Dear Editor:
Mr. Garcia, as you know a Bed Bug situation has occurred at the senior citizen building located at 221 Jackson Street, Hoboken, NJ. A situation you have addressed but failed to recognize the psychological effect it had on the tenant. This tenant is now in the hospital, as a result of a stroke. Yet, you still refuse her request for an emergency transfer into another building.
This senior citizen stands accused of bringing this problem into her home. A senior citizen who can barely walk and spends most of her days sitting in her apartment. Your logic as to how she came in contact with a bed bug is that she bought it in from the outside or that her furniture contained it.
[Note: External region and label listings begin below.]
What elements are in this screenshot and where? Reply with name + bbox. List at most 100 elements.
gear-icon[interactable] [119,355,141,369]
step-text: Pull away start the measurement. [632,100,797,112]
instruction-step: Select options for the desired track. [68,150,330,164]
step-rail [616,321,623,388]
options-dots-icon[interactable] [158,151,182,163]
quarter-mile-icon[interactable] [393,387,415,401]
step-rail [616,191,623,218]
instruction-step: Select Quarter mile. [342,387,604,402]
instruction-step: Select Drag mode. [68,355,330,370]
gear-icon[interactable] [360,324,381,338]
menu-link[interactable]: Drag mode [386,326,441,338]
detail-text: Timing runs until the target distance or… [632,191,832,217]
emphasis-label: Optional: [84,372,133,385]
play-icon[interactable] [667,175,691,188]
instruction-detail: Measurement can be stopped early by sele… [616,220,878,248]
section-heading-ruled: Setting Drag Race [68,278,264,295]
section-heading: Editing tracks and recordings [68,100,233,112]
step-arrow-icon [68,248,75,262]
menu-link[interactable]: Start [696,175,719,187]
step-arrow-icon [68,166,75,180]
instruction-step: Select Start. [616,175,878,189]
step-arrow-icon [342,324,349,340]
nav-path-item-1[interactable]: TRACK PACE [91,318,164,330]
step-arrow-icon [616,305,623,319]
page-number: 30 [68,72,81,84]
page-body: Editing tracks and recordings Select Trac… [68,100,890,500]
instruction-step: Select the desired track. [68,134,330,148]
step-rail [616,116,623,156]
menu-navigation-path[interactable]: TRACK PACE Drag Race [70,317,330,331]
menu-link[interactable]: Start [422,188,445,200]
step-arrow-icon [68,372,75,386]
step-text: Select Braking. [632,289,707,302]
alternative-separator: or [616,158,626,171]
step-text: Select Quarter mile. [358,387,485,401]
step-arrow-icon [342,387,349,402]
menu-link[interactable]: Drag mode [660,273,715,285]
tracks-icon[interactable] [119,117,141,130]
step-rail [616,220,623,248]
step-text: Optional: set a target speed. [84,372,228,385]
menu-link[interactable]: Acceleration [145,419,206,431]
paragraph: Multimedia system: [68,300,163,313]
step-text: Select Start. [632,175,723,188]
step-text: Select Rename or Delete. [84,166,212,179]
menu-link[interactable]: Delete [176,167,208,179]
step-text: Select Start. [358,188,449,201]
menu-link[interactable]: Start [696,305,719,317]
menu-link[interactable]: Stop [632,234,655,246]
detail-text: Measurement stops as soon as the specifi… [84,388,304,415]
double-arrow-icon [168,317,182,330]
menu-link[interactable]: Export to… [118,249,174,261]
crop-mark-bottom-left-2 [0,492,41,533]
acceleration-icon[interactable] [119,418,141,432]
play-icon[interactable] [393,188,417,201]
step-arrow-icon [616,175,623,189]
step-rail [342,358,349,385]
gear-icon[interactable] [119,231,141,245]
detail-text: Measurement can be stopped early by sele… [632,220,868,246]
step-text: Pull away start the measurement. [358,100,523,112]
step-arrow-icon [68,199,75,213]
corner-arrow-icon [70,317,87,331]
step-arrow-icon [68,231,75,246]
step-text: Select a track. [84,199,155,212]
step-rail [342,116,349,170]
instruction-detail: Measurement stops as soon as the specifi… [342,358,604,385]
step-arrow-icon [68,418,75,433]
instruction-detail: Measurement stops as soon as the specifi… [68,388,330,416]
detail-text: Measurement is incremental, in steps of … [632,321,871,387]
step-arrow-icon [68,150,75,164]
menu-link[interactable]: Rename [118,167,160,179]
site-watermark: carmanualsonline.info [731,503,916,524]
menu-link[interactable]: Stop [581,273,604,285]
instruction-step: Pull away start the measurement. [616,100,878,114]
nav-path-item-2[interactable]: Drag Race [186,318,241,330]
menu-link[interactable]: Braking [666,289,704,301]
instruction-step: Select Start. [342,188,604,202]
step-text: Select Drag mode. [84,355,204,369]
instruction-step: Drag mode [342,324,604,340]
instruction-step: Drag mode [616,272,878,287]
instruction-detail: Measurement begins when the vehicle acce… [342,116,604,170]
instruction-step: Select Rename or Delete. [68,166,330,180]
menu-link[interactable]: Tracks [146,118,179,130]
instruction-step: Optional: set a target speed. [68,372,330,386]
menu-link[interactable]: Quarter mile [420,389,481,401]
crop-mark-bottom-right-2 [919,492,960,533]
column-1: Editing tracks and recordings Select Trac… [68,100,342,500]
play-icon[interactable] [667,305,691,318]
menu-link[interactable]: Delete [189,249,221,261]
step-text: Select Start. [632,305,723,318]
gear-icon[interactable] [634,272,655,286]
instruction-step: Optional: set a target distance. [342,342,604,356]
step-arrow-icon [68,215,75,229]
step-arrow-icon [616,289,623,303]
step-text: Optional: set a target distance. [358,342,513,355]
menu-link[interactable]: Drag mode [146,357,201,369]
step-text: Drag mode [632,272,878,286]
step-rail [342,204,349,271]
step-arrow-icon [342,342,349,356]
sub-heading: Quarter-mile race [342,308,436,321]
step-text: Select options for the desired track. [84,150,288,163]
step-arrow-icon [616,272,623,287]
There is no new furniture in this tenant’s apartment. The only outside activity she does on a daily basis is taking the elevator downstairs to get her mail, washes her clothes in the downstairs laundry room and sits in the community room for certain gatherings. Fellow senior citizens in this building have stated that bed bugs can be seen in the hallways and sometimes in the elevators.
So Mr. Garcia you are correct in saying that this senior citizen could have bought this bed bug into her home, but you fail to recognize it came from within the building. Shame on you, Mr. Garcia for ignoring a senior citizen’s plea to be relocated to another building. A transfer that is needed, so her peace of mind can be had, so that there is no more sleepless nights, so that the lights do not have to stay on all night and mainly so that her stress level does not reach the point, to which another stroke might occur.
My only wish for you, Mr. Garcia, is that the next time you address the senior citizens of 221 Jackson Street, assuring them that everything is OK a bed bug crawls into your nice clean suit jacket; you take it home and hang it in your closet; then the next day you awaken with red marks all over you, to which you have no idea where they came from.